Hematokrit disebut juga dengan Packed Cell Volume (PCV). Hematokrit
merupakan perbandingan antara volume sel darah merah dan komponen darah
yang lain. Volume sel darah merah berbanding lurus terhadap jumlah sel darah
merah dan kadar hemoglobin.
Jumlah sel darah merah dipengaruhi oleh faktor spesies, umur, jenis
kelamin, nutrisi, keadaan fisiologis seperti laktasi, kebuntingan, dan siklus berahi,
suhu, daerah dataran tinggi, dan keadaan patologis. Parameter pemeriksaan sel
darah merah domba normal dapat dilihat pada Tabel 3.
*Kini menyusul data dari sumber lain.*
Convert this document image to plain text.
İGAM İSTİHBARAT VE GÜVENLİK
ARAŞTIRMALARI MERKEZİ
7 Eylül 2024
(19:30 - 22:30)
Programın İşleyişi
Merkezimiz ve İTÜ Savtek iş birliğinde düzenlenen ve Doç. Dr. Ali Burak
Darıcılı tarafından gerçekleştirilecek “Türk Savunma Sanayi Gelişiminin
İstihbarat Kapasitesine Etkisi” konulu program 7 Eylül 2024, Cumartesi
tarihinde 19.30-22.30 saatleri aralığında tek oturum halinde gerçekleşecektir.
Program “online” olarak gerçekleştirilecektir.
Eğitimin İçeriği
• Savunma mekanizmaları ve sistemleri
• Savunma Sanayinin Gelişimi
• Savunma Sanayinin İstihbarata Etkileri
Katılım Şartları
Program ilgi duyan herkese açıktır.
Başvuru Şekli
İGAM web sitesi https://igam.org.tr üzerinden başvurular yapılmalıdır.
Tabel 3 Parameter pemeriksaan sel darah merah domba normal
Parameter
Kisaran (Rata-rata)
Satuan
Sel Darah merah
8–16
×106/mm3
Hemoglobin
8–16
g%
PCV
24–50
%
Sumber: Banks (1993) dan Frandson (1996)
Nilai hematokrit merupakan petunjuk yang sangat baik untuk menentukan
jumlah eritrosit dan kadar hemoglobin dalam sirkulasi darah. Pemeriksaan sel
12
darah merah dapat dilakukan dengan memeriksa tiga parameter, yaitu jumlah total
sel darah merah, nilai hematokrit, dan kadar hemoglobin. Jumlah sel darah merah
dan konsentrasi hemoglobin mengindikasikan morfologi sel darah merah,
sedangkan nilai hematokrit menunjukan perbandingan sel darah merah dengan
plasma protein (Meyer et al. 1992).
2. 8. Hemoglobin
Hemoglobin adalah pigmen eritrosit yang terdiri atas protein kompleks
terkonjugasi yang mengandung zat besi yang berguna untuk memberi warna
merah pada eritrosit. Fungsi utama hemoglobin adalah untuk mengangkut oksigen
dan karbondioksida dalam darah (Cunningham 1997). Hemoglobin merupakan
protein pengangkut oksigen paling efektif dan terdapat pada hewan-hewan
bertulang belakang (vertebrata). Zat besi dalam bentuk Fe 2+ pada hemoglobin
memberikan warna merah pada darah. Dalam keadaan normal 100 mL darah
mengandung 15 g hemoglobin yang mampu mengangkut 0,03 g oksigen.